I've been feeling like those who ... those who make the world worse are booming with energy.
I don't. I feel that they're losing an epochal war, sleepwalking into a generational recession, and deathmarching into another lost election.
"tell me something good".
When you write that, are you thinking of the song? I just found out it was written by Stevie Wonder, which now seems like something I should have figured out a long time ago.
Probably vaguely! Tell me that you love me.
(Tell me that my youngest won't get kicked off of his soccer team and kicked out of afterschool care for behavior issues. The soccer coach wrote us an email that was extremely formal - I'm documenting Infraction #1, and describing the Consequence Applied to Situation. I'm documenting Infraction #2, and describing the Concsequence Applied. Jammies took it as the coach laying the foundation to kick Rascal off the team, the way you document things before firing someone. He's really rattled by this, and I'm a little rattled that he's rattled.)
Lee Scratch Perry's version of Tell me something good on Return of the Super Ape is a song I return to over and over again.
Norma Frazer's version of "The First Cut is the deepest" also very good.
I was going to make this a guest post, but:
You would assume that if COVID weakened immune systems in the long term, it would leave people who had had COVID in the past more susceptible to flu and other non-COVID infections, right?
Danish study with a cohort of 2,430,694 individuals 50+ years old, using national surveillance data Jan 2021-Dec 2022, finds no relationship between COVID and hospitalization for non-COVID infectious diseases.
930k infected, 1.5m uninfected. And the uninfected, surprisingly, were a higher mean age!
I guess one of the critiques is that many of the uninfected could have had it undiagnosed in 2020 before tests were plentiful.

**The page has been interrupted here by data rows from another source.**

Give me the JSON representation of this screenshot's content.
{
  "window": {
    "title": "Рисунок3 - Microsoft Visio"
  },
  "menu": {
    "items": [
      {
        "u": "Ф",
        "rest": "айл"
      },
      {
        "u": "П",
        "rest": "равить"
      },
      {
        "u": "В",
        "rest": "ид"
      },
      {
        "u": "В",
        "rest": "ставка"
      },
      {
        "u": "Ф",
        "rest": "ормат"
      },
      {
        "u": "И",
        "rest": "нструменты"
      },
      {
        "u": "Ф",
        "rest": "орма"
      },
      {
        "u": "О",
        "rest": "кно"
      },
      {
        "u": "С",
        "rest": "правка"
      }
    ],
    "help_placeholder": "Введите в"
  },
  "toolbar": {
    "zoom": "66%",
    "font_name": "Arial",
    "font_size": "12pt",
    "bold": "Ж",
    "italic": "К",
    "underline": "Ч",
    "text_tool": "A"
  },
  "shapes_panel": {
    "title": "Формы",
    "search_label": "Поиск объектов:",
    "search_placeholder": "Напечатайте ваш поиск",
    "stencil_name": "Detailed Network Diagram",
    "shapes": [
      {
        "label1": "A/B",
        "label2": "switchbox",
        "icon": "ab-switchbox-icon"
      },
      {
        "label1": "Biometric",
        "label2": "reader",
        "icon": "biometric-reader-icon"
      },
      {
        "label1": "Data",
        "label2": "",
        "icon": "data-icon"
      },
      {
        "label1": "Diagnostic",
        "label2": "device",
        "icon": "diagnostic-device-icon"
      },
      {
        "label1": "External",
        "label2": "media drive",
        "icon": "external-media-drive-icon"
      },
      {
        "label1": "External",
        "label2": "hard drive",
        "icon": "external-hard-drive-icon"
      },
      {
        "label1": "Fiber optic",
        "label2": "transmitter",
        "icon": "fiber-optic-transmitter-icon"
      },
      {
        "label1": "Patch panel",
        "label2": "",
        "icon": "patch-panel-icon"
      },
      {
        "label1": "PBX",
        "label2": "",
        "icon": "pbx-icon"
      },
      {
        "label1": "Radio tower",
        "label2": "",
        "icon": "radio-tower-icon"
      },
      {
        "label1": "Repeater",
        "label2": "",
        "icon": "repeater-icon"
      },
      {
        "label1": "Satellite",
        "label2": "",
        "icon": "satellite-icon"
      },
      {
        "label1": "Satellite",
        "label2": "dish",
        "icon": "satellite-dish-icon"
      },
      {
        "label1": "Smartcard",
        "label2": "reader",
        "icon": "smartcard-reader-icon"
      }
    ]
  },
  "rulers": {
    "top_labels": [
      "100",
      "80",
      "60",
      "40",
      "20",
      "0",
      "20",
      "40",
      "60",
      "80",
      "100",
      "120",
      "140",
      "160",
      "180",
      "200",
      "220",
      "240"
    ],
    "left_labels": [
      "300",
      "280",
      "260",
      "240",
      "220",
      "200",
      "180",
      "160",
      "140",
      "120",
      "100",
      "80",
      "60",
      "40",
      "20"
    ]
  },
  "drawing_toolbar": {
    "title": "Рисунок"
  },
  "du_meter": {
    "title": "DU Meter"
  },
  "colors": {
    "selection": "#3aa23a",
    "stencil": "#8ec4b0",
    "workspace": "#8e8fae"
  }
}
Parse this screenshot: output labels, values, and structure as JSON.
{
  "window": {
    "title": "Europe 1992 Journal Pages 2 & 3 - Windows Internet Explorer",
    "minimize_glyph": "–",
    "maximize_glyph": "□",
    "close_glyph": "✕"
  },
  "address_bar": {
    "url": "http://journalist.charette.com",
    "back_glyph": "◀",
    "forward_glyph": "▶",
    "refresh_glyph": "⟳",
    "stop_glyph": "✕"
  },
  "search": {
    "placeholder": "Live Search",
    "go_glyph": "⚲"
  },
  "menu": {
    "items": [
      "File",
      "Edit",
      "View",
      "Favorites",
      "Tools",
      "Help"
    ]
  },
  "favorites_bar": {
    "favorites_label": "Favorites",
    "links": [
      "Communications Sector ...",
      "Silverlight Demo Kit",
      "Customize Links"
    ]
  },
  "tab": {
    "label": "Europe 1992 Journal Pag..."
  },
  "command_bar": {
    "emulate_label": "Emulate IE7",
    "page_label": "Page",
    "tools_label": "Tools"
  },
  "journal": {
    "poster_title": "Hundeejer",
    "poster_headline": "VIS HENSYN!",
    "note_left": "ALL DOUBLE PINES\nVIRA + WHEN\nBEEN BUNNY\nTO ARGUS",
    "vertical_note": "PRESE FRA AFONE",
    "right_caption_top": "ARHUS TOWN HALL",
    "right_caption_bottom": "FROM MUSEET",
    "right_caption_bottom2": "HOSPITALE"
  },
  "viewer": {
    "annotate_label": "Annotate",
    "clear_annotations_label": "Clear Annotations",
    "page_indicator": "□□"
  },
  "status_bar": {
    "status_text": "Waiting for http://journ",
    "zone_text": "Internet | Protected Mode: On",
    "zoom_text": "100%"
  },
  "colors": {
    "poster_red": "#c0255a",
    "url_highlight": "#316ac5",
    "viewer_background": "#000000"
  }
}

One impressive part though: the infected were 10% less likely to be hospitalized for any infection. Odds ratio 0.88 to 0.92 at 95% confidence interval. (Individual disease classes like upper respiratory infection were mostly insignificant - though also
This year looks like it may have been the historic peak of power sector CO2 emissions, as wind and solar rollouts have hit the growth rate they need to for the IEA's net zero target:
That would be good news! I guess there will have to be other studies but I hope it's true.
It doesn't make sense covid would make the immune system stronger though? Maybe that data doesn't mean anything.
Unless covid killed people with the weakest immune systems -/would that make the group of people who got covid but didn't die hardier?
As for people doing things to help others--it's a mixed bad. So my husband is one of these people and he's working with various others on housing justice--they are not flagging at all.
For people who work for justice on policy and economic and structural issues, sometimes I honestly think they aren't so different from businessmen in certain ways. They get focused on goals. The way a capitalist guy is jazzed by achieving profits they get jazzed by any improvements they can achieve...Justice is their job, and they enjoy figuring out ways to succeed at it. It's an application of skills to a cause but if you have those skills, there's some enjoyment in the struggle if you might win. And people still do win sometimes.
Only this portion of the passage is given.